The latest requests for cooperation from Biggs, Brooks and Jackson include details about why the committee wants to talk to those lawmakers.
The committee said that Biggs participated in efforts to try to overturn the election on Jan. 6, 2021, when Congress met at the Capitol to confirm President Joe Biden's Electoral College victory. Trump and his allies — who failed in dozens of lawsuits to reverse Biden's wins in key swing states — heaped pressure on Vice President Mike Pence to reject the final vote tallies during the Jan. 6 proceedings. Pence refused.
Biggs also tried to persuade various officials that the 2020 election had been stolen, the panel's letter said. Trump repeatedly and falsely claimed that he beat Biden and that the race had been rigged through widespread fraud.
The committee also hinted at "recent information" regarding an effort from some House Republicans to seek presidential pardons for actions related to the push to overturn the election. "Your name was identified as a potential participant in that effort," the letter to Biggs said.
The letter to Brooks focused entirely on his remarks from earlier this year, when he said that Trump "asked me to rescind the 2020 elections, immediately remove Joe Biden from the White House, immediately put President Trump back in the White House, and hold a new special election for the presidency."
Jackson's letter, meanwhile, said that newly revealed texts raised questions about the congressperson's connection to the Oath Keepers.

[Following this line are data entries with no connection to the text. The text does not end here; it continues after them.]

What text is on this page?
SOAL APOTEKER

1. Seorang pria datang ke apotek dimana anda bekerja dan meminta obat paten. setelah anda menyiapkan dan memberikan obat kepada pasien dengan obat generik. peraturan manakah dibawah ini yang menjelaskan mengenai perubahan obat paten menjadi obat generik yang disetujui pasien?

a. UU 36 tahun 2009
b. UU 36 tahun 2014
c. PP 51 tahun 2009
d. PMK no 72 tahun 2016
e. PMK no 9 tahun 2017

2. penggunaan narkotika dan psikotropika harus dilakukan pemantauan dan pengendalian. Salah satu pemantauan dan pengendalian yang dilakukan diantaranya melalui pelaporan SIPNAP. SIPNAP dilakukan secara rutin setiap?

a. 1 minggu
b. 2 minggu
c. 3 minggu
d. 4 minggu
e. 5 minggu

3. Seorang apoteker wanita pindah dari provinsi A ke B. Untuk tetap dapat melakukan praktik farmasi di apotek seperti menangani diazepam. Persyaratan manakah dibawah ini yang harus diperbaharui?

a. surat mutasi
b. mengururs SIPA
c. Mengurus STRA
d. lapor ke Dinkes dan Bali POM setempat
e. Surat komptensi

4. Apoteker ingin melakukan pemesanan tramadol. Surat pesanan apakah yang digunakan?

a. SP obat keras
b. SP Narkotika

Some members of that group have been charged with seditious conspiracy and other crimes related to the Capitol riot.
The letter shows texts between three Oath Keepers, including the group's leader, Stewart Rhodes, and two unidentified members.
"Ronnie Jackson (TX) office inside Capitol – he needs [Oath Keeper] help. Anyone inside?" one unnamed Oath Keeper texted at 3 p.m. ET during the riot, according to the letter.
A second unnamed person replied: "Hopefully they can help Dr. Jackson." Five minutes later, the first member posted a photo and wrote, "Dr. Ronnie Jackson – on the move. Needs protection. If anyone inside cover him. He has critical data to protect."
Rhodes then chimed in: "Give him my cell."
The committee said it wants to ask Jackson whom he spoke with on the phone that day. The investigators also want to know why the Oath Keepers were directed to protect him and why they thought he possessed "critical data."